Ancient artefacts have been unearthed near Tempsford which open a window into the life of our ancestors.
Historical buildings and relics dating back to the Middle Iron Age through to the Roman period have been discovered by archaeologists working on National Highways A428 Black Cat to Caxton Gibbet improvement scheme in Bedfordshire.
Since July 2021, archaeologists from the Museum of London Archaeology (MOLA) and the Cambridge Archaeology Unit, on behalf of National Highways, have been busy excavating as part of a wider programme on the proposed improvement project.
A National Highways spokesman said: "At a site known as Field 44 near the village of Tempsford, Central Bedfordshire, the team have uncovered evidence of an ancient farm, which has offered an incredible glimpse through time to see how life has changed over the last 6,000 years.
"Flint arrowheads were discovered dating back to the Neolithic [c. 4000-2200 BC] and Bronze Age [c. 2600-700 BC] periods, suggesting people were hunting animals in the surrounding landscape well before the farmstead existed.

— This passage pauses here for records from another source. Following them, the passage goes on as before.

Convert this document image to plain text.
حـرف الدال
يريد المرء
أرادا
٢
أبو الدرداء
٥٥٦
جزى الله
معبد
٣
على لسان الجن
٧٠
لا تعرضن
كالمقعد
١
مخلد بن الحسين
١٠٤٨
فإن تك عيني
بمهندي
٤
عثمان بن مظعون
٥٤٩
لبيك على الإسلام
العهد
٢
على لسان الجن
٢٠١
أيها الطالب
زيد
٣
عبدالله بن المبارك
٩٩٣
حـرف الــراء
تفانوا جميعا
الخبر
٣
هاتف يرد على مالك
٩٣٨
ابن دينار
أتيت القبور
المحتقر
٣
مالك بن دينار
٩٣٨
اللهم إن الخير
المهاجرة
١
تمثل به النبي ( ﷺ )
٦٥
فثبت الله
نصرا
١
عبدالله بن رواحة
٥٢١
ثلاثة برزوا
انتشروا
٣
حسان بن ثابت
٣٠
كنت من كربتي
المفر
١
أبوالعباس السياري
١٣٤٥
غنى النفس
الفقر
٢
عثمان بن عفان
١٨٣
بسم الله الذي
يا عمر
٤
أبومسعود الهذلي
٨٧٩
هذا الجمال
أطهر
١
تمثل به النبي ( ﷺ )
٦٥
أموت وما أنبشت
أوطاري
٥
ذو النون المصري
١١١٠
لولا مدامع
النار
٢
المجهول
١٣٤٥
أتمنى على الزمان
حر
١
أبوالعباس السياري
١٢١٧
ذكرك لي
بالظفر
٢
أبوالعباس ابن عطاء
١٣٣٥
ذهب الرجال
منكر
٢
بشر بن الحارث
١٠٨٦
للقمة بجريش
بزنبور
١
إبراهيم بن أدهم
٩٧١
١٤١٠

"The first evidence of a settlement is from the Middle Iron Age [c. 300-100 BC], with the unearthing of two large round houses dating back to that period.
"They measure more than 15 metres in diameter and contain evidence of the remains of butchered animals, pottery, loom weights and personal items. This demonstrates that people both lived and worked in them."
There is also evidence the settlement expanded and continued to be occupied for around 400 years after the Roman conquest in AD 43.
During this time, farming was an important activity at the settlement, which has been proved by the discovery of an oven used to dry grains and make malt for brewing, as well as by further grains and cereals found elsewhere on site.
The settlement was a place where goods were being produced and traded, too.
Archaeologists identified a Roman pottery kiln with vast numbers of failed pots, termed ‘wasters’. It is thought that livestock, craft items and agricultural surpluses will have been traded and transported off site to larger distribution centres in the area.
Dr Steve Sherlock, archaeology lead for the A428 Black Cat to Caxton Gibbet improvement scheme, said: “The farmstead and artefacts we have unearthed near Tempsford is hugely exciting and significant find as it helps to further shape our understanding of what life in Bedfordshire was like over a period of 6000 years, and we can see how the site developed through different periods of time.
“What is particularly exciting is that the site was initially established beside a substantial boundary ditch, and we think this boundary was used to define perhaps a tribal area. This large ditch seems to have been maintained and occasionally redefined, whilst Iron Age settlements here and elsewhere respect the feature.
"The excavation in Field 44 will therefore inform how we examine other sites in Bedfordshire and Cambridgeshire as we continue with the programme of excavations.”
As excavations on the project continue, specialists will begin to analyse the artefacts in more detail, which will reveal more about the site and who lived there.
National Highways proposals for the A428 Black Cat to Caxton Gibbet improvement scheme will see the only remaining section of single carriageway between Milton Keynes and Cambridge replaced by a 10-mile dual carriageway helping to tackle one of the region’s most notorious congestion hotspots.
It is hoped that this will improve safety, help grow the local and regional economies, and discourage rat running through local villages.
The project includes a number of junction improvements, including a three-tier junction at Black Cat roundabout allowing free flowing traffic onto the A1 and the new dual carriageway.
It will also "create better routes for walkers, cyclists and horse riders and improve connections to St Neots and its train station".
Around 24,000 vehicles travel on the A428 between Cambridge Road and Caxton Gibbet every day. With considerable local housing and job growth expected, this number is likely to increase to around 33,000 vehicles by 2040.